Cette RHN intervient alors que l'économie marocaine montre des signes de reprise après une période de ralentissement. Les indicateurs récents, bien que contrastés, laissent entrevoir une amélioration progressive du climat des affaires. La Bourse de Casablanca, qui avait connu une période de baisse en début de mois, montre des signes de stabilisation, tandis que les investissements étrangers dans les secteurs de l'automobile et des énergies vertes restent soutenus.

Élections législatives : le calendrier se précise

En marge de cette rencontre diplomatique, le ministère de l'Intérieur a dévoilé mercredi les chiffres actualisés des listes électorales pour les élections législatives prévues le 23 septembre 2026. Avec 15,8 millions d'électeurs inscrits, contre près de 18 millions en 2021, ces chiffres révèlent une baisse significative de la participation potentielle.

Cette diminution du nombre d'inscrits s'explique en partie par la révision exceptionnelle des listes électorales menée entre le 15 mai et le 10 juillet, qui a permis l'inscription de 391.000 nouveaux électeurs.

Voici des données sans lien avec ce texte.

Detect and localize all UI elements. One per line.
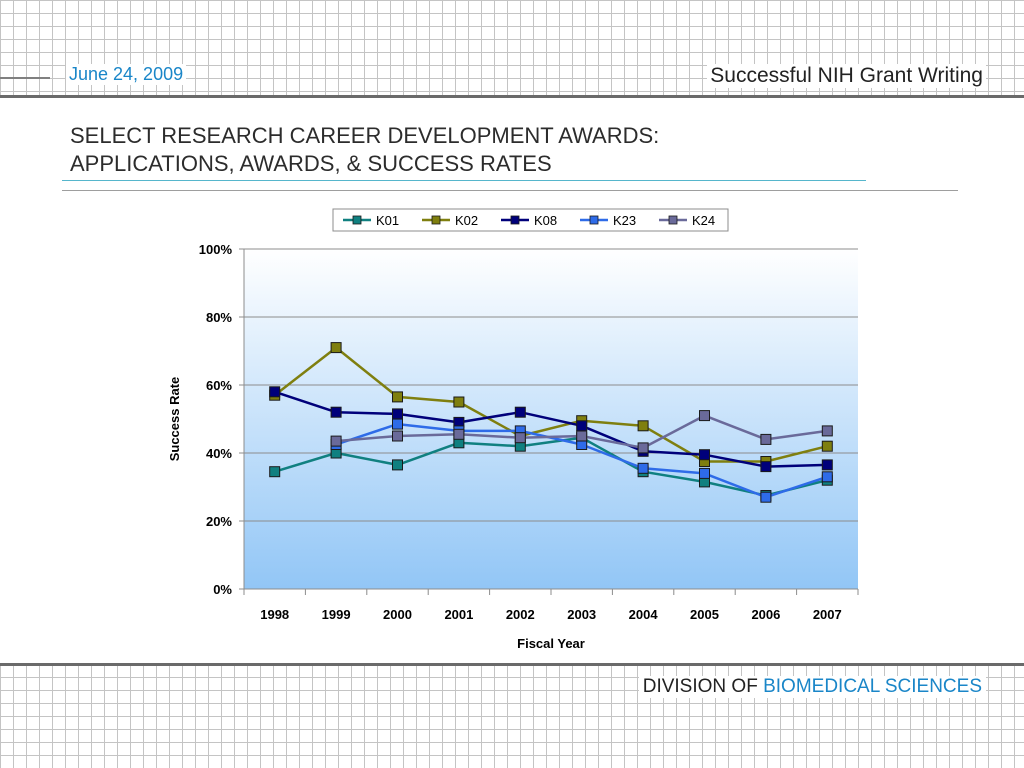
header-date: June 24, 2009 — [66, 64, 187, 85]
data-point — [760, 461, 772, 473]
legend-label: K01 — [376, 213, 399, 228]
legend-label: K24 — [692, 213, 715, 228]
x-tick-label: 1998 — [260, 607, 289, 622]
data-point — [699, 467, 710, 479]
series-line — [274, 390, 828, 468]
data-point — [760, 433, 772, 445]
legend-swatch-marker — [668, 215, 678, 225]
x-tick-label: 2006 — [751, 607, 780, 622]
data-point — [821, 425, 833, 437]
series-lines — [269, 342, 833, 503]
y-axis-label: Success Rate — [167, 377, 182, 462]
x-tick-label: 2007 — [813, 607, 842, 622]
data-point — [453, 428, 465, 440]
data-point — [821, 459, 833, 471]
data-point — [699, 410, 710, 422]
legend-label: K08 — [534, 213, 557, 228]
y-tick-label: 60% — [206, 378, 232, 393]
y-tick-label: 80% — [206, 310, 232, 325]
data-point — [699, 449, 710, 461]
title-underline-secondary — [62, 190, 958, 191]
header-divider — [0, 95, 1024, 98]
slide-title-line-2: APPLICATIONS, AWARDS, & SUCCESS RATES — [70, 151, 552, 176]
title-underline — [62, 180, 866, 181]
data-point — [637, 462, 649, 474]
y-tick-label: 20% — [206, 514, 232, 529]
series-k24 — [330, 410, 833, 454]
slide-title-line-1: SELECT RESEARCH CAREER DEVELOPMENT AWARD… — [70, 123, 660, 148]
data-point — [330, 406, 342, 418]
y-tick-label: 0% — [213, 582, 232, 597]
data-point — [392, 430, 403, 442]
y-tick-label: 40% — [206, 446, 232, 461]
axes: 0% 20% 40% 60% 80% 100% 1998 1999 2000 2001 2002 20… — [199, 242, 859, 622]
data-point — [453, 396, 465, 408]
legend-swatch-marker — [510, 215, 520, 225]
series-k23 — [330, 418, 833, 503]
legend-swatch-marker — [352, 215, 362, 225]
slide-title: SELECT RESEARCH CAREER DEVELOPMENT AWARD… — [70, 122, 659, 178]
data-point — [576, 430, 588, 442]
data-point — [514, 406, 526, 418]
data-point — [392, 418, 403, 430]
data-point — [269, 386, 281, 398]
legend-swatch-marker — [589, 215, 599, 225]
x-tick-label: 2004 — [629, 607, 659, 622]
legend-label: K02 — [455, 213, 478, 228]
legend-swatch-marker — [431, 215, 441, 225]
data-point — [330, 435, 342, 447]
series-line — [274, 436, 828, 497]
x-tick-label: 2001 — [444, 607, 473, 622]
footer-divider — [0, 663, 1024, 666]
date-rule — [0, 77, 50, 79]
x-tick-label: 2002 — [506, 607, 535, 622]
gridlines — [244, 248, 858, 522]
x-axis-label: Fiscal Year — [517, 636, 585, 651]
footer-division-name: DIVISION OF BIOMEDICAL SCIENCES — [638, 676, 986, 698]
x-tick-label: 2000 — [383, 607, 412, 622]
y-tick-label: 100% — [199, 242, 233, 257]
data-point — [821, 440, 833, 452]
header-title: Successful NIH Grant Writing — [707, 64, 986, 88]
data-point — [576, 420, 588, 432]
data-point — [269, 466, 281, 478]
data-point — [330, 342, 342, 354]
x-tick-label: 1999 — [322, 607, 351, 622]
data-point — [821, 471, 833, 483]
data-point — [392, 459, 403, 471]
legend: K01 K02 K08 K23 K24 — [332, 208, 729, 232]
data-point — [760, 491, 772, 503]
data-point — [637, 420, 649, 432]
data-point — [392, 391, 403, 403]
legend-box — [332, 208, 729, 232]
data-point — [392, 408, 403, 420]
footer-prefix: DIVISION OF — [642, 676, 758, 697]
data-point — [514, 432, 526, 444]
legend-label: K23 — [613, 213, 636, 228]
x-tick-label: 2003 — [567, 607, 596, 622]
x-tick-label: 2005 — [690, 607, 719, 622]
data-point — [637, 442, 649, 454]
footer-accent: BIOMEDICAL SCIENCES — [763, 676, 982, 697]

La répartition par genre montre une légère surreprésentation masculine (54% des inscrits), tandis que la répartition géographique devrait jouer un rôle crucial dans la campagne à venir.

Ces élections s'annoncent comme un test important pour la stabilité politique du pays, alors que plusieurs réformes économiques et sociales sont en cours de mise en œuvre. Le gouvernement devra composer avec un paysage politique fragmenté et des attentes fortes de la population en matière d'emploi et de pouvoir d'achat.

Un contexte social tendu

La rencontre entre les deux Premiers ministres intervient dans un contexte social marqué par plusieurs mouvements de protestation. À Casablanca, des avocats ont organisé mercredi un sit-in devant la Cour d'appel pour dénoncer le projet de loi encadrant leur profession. Ce texte, actuellement examiné par la Cour constitutionnelle, suscite une vive opposition de la part des professionnels du droit, qui y voient une menace pour leur indépendance.

Cette mobilisation s'inscrit dans une série de tensions sociales qui traversent le pays depuis plusieurs mois. Entre les revendications salariales dans certains secteurs, les protestations contre la vie chère et les mouvements locaux pour l'amélioration des services publics, le gouvernement marocain doit naviguer dans un environnement social complexe.

La question de l'emploi reste particulièrement sensible, avec un taux de chômage des jeunes qui demeure élevé malgré les efforts déployés pour attirer les investissements étrangers. Les prochaines semaines seront cruciales pour évaluer la capacité des autorités à concilier les impératifs économiques avec les attentes sociales.

Perspectives économiques et diplomatiques

La relance de la coopération économique entre le Maroc et la France pourrait apporter des réponses concrètes à certains de ces défis. Les deux pays entretiennent des relations économiques étroites, avec des échanges commerciaux qui dépassent les 10 milliards d'euros annuels. La France reste le premier partenaire commercial du Maroc en Europe et un investisseur majeur dans plusieurs secteurs clés.

Parmi les dossiers qui pourraient être abordés lors de cette RHN figurent notamment :

  • Le développement des infrastructures logistiques, avec un accent particulier sur le port de Tanger Med
  • Les projets dans le domaine des énergies renouvelables, notamment l'hydrogène vert
  • La coopération en matière de formation professionnelle et d'enseignement supérieur
  • Les partenariats industriels dans les secteurs automobile et aéronautique

Cette rencontre intervient également dans un contexte géopolitique régional complexe, marqué par les tensions persistantes dans le détroit d'Ormuz. Les frappes américaines contre des positions iraniennes, qui se sont multipliées ces derniers jours, rappellent la fragilité de la stabilité régionale et son impact potentiel sur les échanges commerciaux.

Pour le Maroc, cette RHN représente une opportunité de consolider ses partenariats stratégiques tout en préparant le terrain pour les prochaines échéances électorales. Les prochains jours devraient permettre de mesurer l'avancée des projets concrets et leur capacité à répondre aux attentes économiques et sociales du pays.